The initiative, which kicks off with a drop-in session on Saturday 19 January, 11.00 -13.00 at Oldham Library, aims to raise awareness of radiotherapy as a modern treatment for cancer.
Professor Ananya Choudhury, a Christie Consultant, runs clinics at The Royal Oldham Hospital, and is a leading researcher in the Manchester BRC Advanced Radiotherapy Theme.
She said “Radiotherapy is a vital procedure – around 50% of cancer patients who are cured received radiotherapy as part of their treatment. We want to raise awareness of the role and features of radiotherapy, as well as the research we are doing to progress the treatment’s benefits and minimise side effects.
“We believe a really powerful way to engage people is through the first-hand experiences of those who have received radiotherapy. I hope potential contributors see this as a way to share their personal insights, meet others and stimulate topical conversation.”

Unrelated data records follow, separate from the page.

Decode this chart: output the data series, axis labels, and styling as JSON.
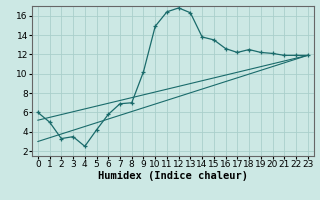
{
  "xlabel": "Humidex (Indice chaleur)",
  "ylabel": "",
  "background_color": "#cce8e4",
  "grid_color": "#aacfcb",
  "line_color": "#1a6b6b",
  "xlim": [
    -0.5,
    23.5
  ],
  "ylim": [
    1.5,
    17.0
  ],
  "xticks": [
    0,
    1,
    2,
    3,
    4,
    5,
    6,
    7,
    8,
    9,
    10,
    11,
    12,
    13,
    14,
    15,
    16,
    17,
    18,
    19,
    20,
    21,
    22,
    23
  ],
  "yticks": [
    2,
    4,
    6,
    8,
    10,
    12,
    14,
    16
  ],
  "curve1_x": [
    0,
    1,
    2,
    3,
    4,
    5,
    6,
    7,
    8,
    9,
    10,
    11,
    12,
    13,
    14,
    15,
    16,
    17,
    18,
    19,
    20,
    21,
    22,
    23
  ],
  "curve1_y": [
    6.0,
    5.0,
    3.3,
    3.5,
    2.5,
    4.2,
    5.8,
    6.9,
    7.0,
    10.2,
    14.9,
    16.4,
    16.8,
    16.3,
    13.8,
    13.5,
    12.6,
    12.2,
    12.5,
    12.2,
    12.1,
    11.9,
    11.9,
    11.9
  ],
  "line2_x": [
    0,
    23
  ],
  "line2_y": [
    5.2,
    11.9
  ],
  "line3_x": [
    0,
    23
  ],
  "line3_y": [
    3.0,
    11.9
  ],
  "fontsize_xlabel": 7.5,
  "tick_fontsize": 6.5
}
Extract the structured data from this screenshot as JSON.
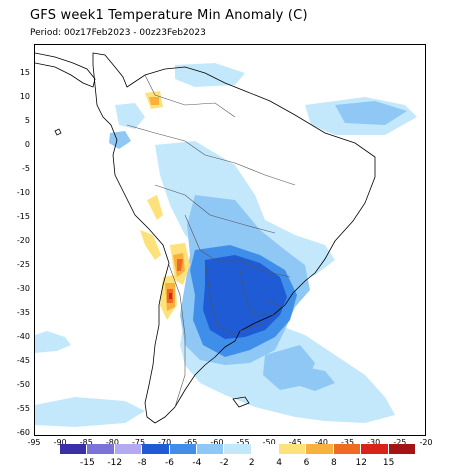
{
  "title": "GFS week1 Temperature Min Anomaly (C)",
  "period": "Period: 00z17Feb2023 - 00z23Feb2023",
  "lat_ticks": [
    "15",
    "10",
    "5",
    "0",
    "-5",
    "-10",
    "-15",
    "-20",
    "-25",
    "-30",
    "-35",
    "-40",
    "-45",
    "-50",
    "-55",
    "-60"
  ],
  "lon_ticks": [
    "-95",
    "-90",
    "-85",
    "-80",
    "-75",
    "-70",
    "-65",
    "-60",
    "-55",
    "-50",
    "-45",
    "-40",
    "-35",
    "-30",
    "-25",
    "-20"
  ],
  "legend": {
    "labels": [
      "-15",
      "-12",
      "-8",
      "-6",
      "-4",
      "-2",
      "2",
      "4",
      "6",
      "8",
      "12",
      "15"
    ],
    "colors": [
      "#3b2fa8",
      "#7b73d9",
      "#b4aaf2",
      "#1e5bd4",
      "#3f8fea",
      "#8fc7f5",
      "#c4e8fb",
      "#ffffff",
      "#fde17a",
      "#f7b13c",
      "#ef6a23",
      "#d9231a",
      "#a51315"
    ]
  },
  "colors": {
    "very_light_cold": "#c4e8fb",
    "light_cold": "#8fc7f5",
    "moderate_cold": "#3f8fea",
    "strong_cold": "#1e5bd4",
    "light_warm": "#fde17a",
    "moderate_warm": "#f7b13c",
    "strong_warm": "#ef6a23",
    "very_warm": "#d9231a"
  }
}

A series of facilitated, storytelling workshops, and other opportunities, will enable public participants and researchers to create original outputs which will be exhibited across Oldham, and further afield, from the end of March.
Freelance theatre practitioner, Nathaniel Hall and Lara Veitch, a creative activist, have recently been appointed, through Contact, Manchester’s young people-led arts and theatre organisation, to lead the workshops.
Thirty three year old, Nathaniel has worked on numerous projects supporting non-artists to share powerful narratives through creative techniques such as writing, visual, audio and video.
“People don’t need to have done anything like this before. Lara and I will help people to tell their personal stories in their own way. The sessions will be friendly, informal and, hopefully, very enjoyable. Participants just need to be prepared to share their radiotherapy stories.”
Lara, aged 29, has experienced radiotherapy herself and specialises in patient involvement in cancer research.
“Patients offer a unique and vital perspective that often comes at things from a totally different angle from the professionals. Sharing my own experience with others has been a very important part of my healing process and made me realise how valuable our voices are to the development of research.”
The outreach activities will take place in different libraries throughout Oldham during February and March 2019.
The radiotherapy storytelling drop-in session will take place at Oldham Library, Greaves Street, and will be a chance to meet Emily Robinson, Nathaniel Hall, Lara Veitch and some of the radiotherapy researchers.